Aktivis Mempertanyakan Iktikad Pemerintah: Buku Sejarah atau Alat Penyangkalan Pelanggaran HAM?

JAKARTA, Direktur Amnesty International Indonesia Usman Hamid menyoroti pernyataan kontroversial Menteri Kebudayaan Fadli Zon yang mengategorikan perkosaan massal Mei 1998 sebagai “rumor”. Karena banyaknya kejanggalan atas pikiran sang menteri, Usman dan aktivis perempuan pun menolak pemerintah menggarap proyek penulisan sejarah nasional.

“Pernyataan menteri yang menyebut perkosaan massal sebagai rumor justru tidak berhati-hati secara akademik. Ini bertentangan dengan laporan Tim Gabungan Pencari Fakta (TGPF) yang melibatkan menteri strategis era Habibie,” tegas Usman dalam diskusi yang digelar Koalisi Perempuan Indonesia, Selasa (2/11).

Read More

Usman menegaskan, penyangkalan ini mengabaikan otoritas laporan resmi yang telah diserahkan kepada Presiden BJ Habibie. “Laporan TGPF mencantumkan temuan perkosaan sistematis di Jakarta, Surabaya, Solo, dan Medan.
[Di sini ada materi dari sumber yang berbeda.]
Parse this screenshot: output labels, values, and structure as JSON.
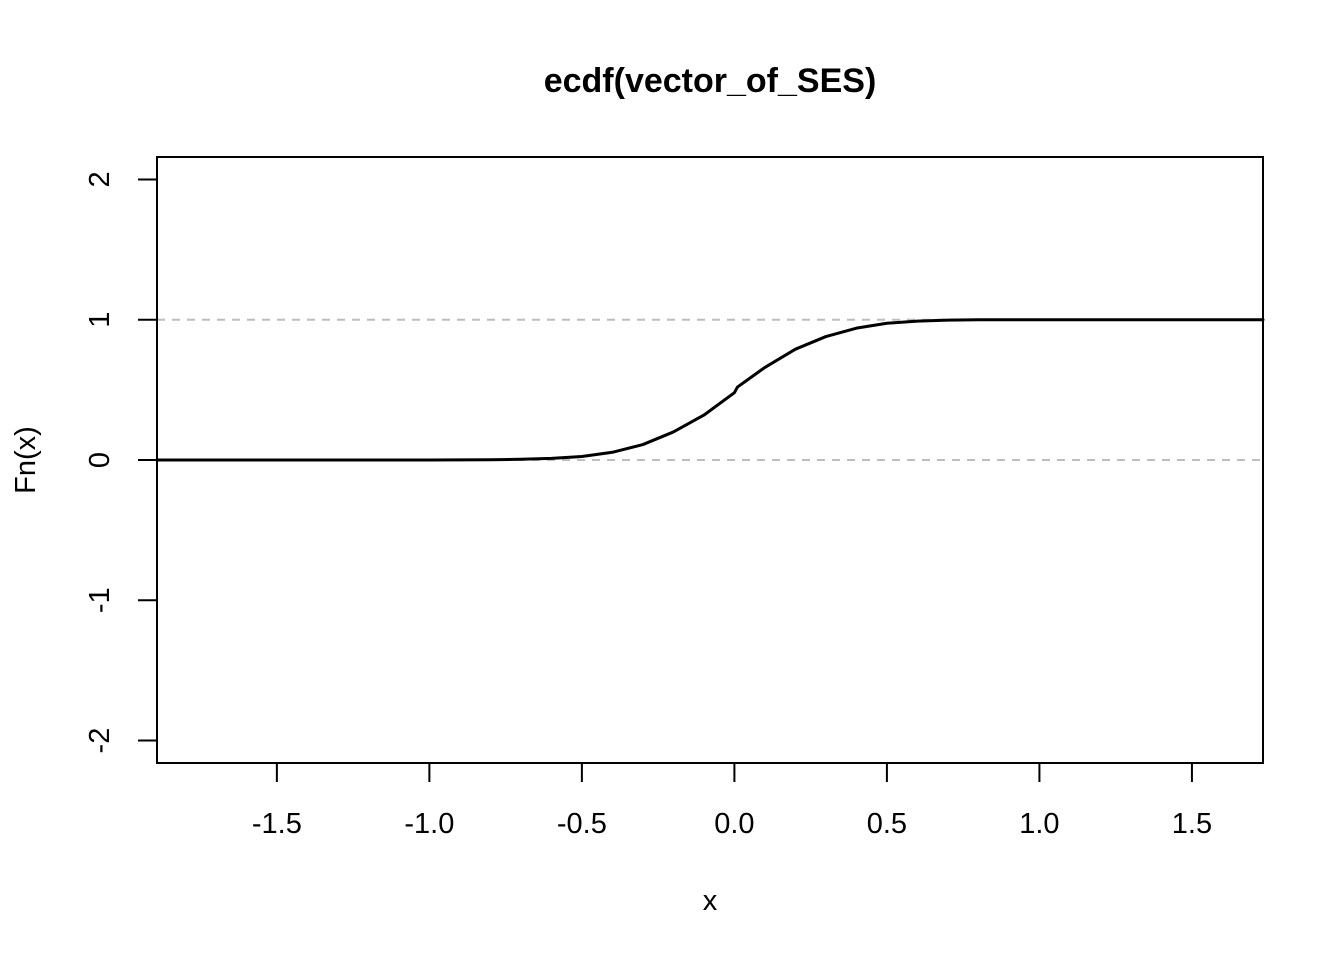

Mengapa menteri sekarang yang tak terlibat dalam proses pencarian fakta justru berani menyangkal?” ujarnya.

Aktivis emansipasi perempuan Nursyahbani Katjasungkana menambahkan, penyangkalan ini melanjutkan tradisi impunitas.

“Selama 25 tahun, tak ada tindak lanjut atas rekomendasi TGPF. Kini, alih-alih memenuhi rekomendasi itu, pemerintah malah menghidupkan kembali penyangkalan melalui proyek penulisan sejarah,” kritik Nursyahbani, koordinator International People’s Tribunal 1965 ini.

Dia mengingatkan, selain TGPF, laporan Komnas HAM, Komnas Perempuan, dan pelapor khusus PBB Radhika Coomaraswamy telah mengonfirmasi kekerasan seksual massal. “Ironisnya, laporan PBB yang diundang pemerintah justru ditolak di forum internasional oleh Indonesia sendiri,” ungkapnya.

Kedua tokoh menolak keras upaya pembentukan narasi tunggal sejarah.

“Pola ini persis seperti rekayasa sejarah 1965 oleh Orde Baru. Kini mereka berusaha menghapus memori kekerasan 1998 dengan dalih ‘kehati-hatian akademik’,” pungkas Usman.

Protes ini muncul menyusul rencana Kementerian Kebudayaan menerbitkan buku sejarah resmi yang diduga akan mereduksi pelanggaran HAM masa lalu.

Nursyahbani menegaskan, korban kekerasan negara berhak atas pengakuan. “Mengatakan ‘tidak ada bukti’ sambil mengabaikan konteks politik dan ketakutan korban melapor adalah bentuk pengaburan baru atas kejahatan kemanusiaan,” tegasnya.